The Salem Statesman-Journal reports that Langimeo was “charged with three Class A wildlife misdemeanors, which each carry a fine of up to $15,000 and a year in jail.”

The newspaper also noted that Newport PD Lieutenant Brent Gainer said the judge and county prosecutor ultimately have discretion in how Langimeo is penalized.

I, for one, have faith in Lincoln County District Attorney’s Office. Deputy DA Kenneth Park there knows the importance of Dungeness to the local economy and has made an example of it.

Earlier this year Park prosecuted a Hermiston couple who were sentenced to pay $1,200 each for their scheme to illegally sell sport-caught crabs, as well as lost their crabbing privileges for three years and were ordered to pay $100 each into the Turn In Poachers, or TIP, hotline.

Gerald and Shawna Wilson offered those Dungeness “free of charge, but with a suggested donation of $11 per pound to skirt marine fisheries laws that prohibit people from selling their personal limits of crab and other marine life on the commercial market,” per ODFW.

Park called the sentence a “good resolution.”

It reemphasized for the public to only buy crab through legitimate inspected channels, as well as the value of crabs and crabbing to the coast.

It’s not just the huge haul that comes in off the commercial boats either. I don’t know how many dollars the average tourist drops, but we once again contributed our fair share during the extra time we spent in town so I could go crabbing.
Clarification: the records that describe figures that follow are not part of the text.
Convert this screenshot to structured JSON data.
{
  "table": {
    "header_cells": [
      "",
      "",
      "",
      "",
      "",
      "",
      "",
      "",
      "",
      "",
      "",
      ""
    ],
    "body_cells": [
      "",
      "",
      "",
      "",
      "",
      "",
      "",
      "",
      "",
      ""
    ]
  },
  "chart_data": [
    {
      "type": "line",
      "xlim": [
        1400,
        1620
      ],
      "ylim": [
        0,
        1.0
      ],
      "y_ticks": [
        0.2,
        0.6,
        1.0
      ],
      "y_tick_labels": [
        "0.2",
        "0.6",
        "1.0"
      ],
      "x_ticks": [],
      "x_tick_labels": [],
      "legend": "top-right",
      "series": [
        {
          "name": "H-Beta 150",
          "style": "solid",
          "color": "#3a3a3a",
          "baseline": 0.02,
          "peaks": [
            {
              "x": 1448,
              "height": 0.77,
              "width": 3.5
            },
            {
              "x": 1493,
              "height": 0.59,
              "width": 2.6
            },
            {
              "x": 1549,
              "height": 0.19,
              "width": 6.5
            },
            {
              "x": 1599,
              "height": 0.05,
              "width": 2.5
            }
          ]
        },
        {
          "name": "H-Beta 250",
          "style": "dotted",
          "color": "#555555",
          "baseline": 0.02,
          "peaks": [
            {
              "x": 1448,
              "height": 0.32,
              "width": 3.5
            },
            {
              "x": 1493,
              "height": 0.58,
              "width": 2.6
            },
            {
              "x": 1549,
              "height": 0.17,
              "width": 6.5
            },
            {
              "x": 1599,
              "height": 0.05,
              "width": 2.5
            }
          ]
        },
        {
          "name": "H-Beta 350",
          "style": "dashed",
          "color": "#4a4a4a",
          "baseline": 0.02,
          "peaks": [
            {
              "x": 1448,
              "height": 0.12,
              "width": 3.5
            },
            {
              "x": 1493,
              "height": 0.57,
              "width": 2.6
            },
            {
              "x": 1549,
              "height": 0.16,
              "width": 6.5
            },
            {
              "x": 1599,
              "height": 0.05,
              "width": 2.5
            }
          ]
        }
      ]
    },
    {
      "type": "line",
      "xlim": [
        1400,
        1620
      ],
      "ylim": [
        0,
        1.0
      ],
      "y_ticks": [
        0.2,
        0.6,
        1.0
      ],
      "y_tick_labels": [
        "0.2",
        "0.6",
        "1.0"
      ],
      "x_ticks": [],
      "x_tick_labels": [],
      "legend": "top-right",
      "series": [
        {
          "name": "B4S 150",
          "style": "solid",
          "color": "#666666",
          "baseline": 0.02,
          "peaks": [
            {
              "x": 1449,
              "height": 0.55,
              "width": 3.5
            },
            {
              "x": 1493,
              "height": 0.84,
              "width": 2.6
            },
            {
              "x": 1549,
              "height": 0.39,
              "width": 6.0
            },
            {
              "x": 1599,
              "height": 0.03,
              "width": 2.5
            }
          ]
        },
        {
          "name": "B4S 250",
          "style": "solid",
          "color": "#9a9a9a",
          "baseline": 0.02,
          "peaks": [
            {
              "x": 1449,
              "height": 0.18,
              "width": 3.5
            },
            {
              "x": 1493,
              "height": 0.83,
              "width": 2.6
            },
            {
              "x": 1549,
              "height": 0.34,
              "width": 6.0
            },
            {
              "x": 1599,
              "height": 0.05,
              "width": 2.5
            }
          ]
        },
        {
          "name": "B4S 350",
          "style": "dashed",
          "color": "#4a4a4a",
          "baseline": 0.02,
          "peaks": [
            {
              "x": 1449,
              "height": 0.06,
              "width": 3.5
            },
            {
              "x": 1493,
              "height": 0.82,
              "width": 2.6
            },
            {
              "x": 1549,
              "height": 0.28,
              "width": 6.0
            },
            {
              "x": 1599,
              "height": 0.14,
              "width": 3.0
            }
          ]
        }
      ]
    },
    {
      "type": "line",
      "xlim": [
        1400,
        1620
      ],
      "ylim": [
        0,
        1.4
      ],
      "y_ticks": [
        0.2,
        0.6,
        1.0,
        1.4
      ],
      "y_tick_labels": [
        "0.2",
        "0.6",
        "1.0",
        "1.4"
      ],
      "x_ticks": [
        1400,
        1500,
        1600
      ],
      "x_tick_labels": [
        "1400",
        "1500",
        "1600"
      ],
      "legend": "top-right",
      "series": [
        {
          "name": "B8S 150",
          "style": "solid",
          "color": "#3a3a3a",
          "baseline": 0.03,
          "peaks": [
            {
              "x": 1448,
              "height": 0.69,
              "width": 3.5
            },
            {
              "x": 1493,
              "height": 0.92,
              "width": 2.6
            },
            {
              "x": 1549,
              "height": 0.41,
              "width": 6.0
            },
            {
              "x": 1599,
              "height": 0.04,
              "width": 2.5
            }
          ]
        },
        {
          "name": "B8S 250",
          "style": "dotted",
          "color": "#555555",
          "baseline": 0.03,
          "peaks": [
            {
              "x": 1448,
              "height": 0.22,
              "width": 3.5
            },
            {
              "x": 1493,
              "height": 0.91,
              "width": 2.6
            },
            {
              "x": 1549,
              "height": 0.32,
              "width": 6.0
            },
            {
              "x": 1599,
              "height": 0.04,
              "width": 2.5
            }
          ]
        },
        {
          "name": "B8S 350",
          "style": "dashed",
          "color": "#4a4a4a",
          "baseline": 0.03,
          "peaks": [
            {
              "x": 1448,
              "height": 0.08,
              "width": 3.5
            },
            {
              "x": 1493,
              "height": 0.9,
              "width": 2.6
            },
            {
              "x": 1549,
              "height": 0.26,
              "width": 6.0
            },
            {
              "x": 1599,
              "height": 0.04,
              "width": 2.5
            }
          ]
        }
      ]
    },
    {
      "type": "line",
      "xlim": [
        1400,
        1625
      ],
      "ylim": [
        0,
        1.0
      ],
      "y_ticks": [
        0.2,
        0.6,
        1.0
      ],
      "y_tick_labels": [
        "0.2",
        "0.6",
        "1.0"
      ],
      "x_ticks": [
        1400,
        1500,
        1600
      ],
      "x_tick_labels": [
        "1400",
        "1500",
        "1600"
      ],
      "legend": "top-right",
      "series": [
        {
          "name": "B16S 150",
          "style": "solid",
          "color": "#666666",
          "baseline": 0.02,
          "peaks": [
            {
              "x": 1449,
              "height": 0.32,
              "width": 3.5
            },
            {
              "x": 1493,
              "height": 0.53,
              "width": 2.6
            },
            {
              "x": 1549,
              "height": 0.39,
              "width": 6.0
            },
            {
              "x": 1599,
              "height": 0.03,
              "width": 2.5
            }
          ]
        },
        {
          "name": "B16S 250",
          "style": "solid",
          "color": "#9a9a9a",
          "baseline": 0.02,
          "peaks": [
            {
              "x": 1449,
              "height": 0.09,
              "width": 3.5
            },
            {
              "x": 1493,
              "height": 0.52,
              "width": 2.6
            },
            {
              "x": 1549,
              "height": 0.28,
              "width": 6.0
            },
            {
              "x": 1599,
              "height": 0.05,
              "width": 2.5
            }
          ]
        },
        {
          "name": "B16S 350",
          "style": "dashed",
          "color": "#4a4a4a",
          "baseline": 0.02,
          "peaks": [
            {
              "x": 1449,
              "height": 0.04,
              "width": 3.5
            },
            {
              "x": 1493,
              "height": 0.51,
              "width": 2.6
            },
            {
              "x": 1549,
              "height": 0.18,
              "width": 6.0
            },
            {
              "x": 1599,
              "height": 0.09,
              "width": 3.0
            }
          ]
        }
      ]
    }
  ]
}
Before I decided to toss my rings off the pier earlier this month, I also very strongly considered renting a bay boat and crab pots from the Embarcadero or Sawyer’s Landing and taking the boys out.
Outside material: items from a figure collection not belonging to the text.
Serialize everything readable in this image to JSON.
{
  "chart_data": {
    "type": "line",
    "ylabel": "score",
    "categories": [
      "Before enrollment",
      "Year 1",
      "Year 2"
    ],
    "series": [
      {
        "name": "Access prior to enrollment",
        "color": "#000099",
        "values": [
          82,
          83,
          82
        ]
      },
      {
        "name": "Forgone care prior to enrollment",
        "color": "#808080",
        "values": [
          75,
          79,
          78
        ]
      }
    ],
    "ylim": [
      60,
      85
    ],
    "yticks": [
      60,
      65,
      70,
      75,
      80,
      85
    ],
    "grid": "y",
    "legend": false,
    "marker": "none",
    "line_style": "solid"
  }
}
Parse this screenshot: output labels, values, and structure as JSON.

It would have cost me several hundred bucks, but such is the lure of the usually productive late-summer crabbing on Yaquina Bay.

Indeed, this is prime time, and that and the big crowd on the pier I instead joined that Saturday of Labor Day Weekend (fortuitously, friends invited me and the boys to crab in the San Juans the next weekend, so I figured that would be our boat ride) were testaments to the pulling power of delicious Dungeness.

Unfortunately, poachers also know about it and they take advantage of that abundance.

Now it’s time for the Lincoln County court system to make abundantly clear to Langimeo and all other shellfish scofflaws that there are limits to follow and that massive penalties await those who do not.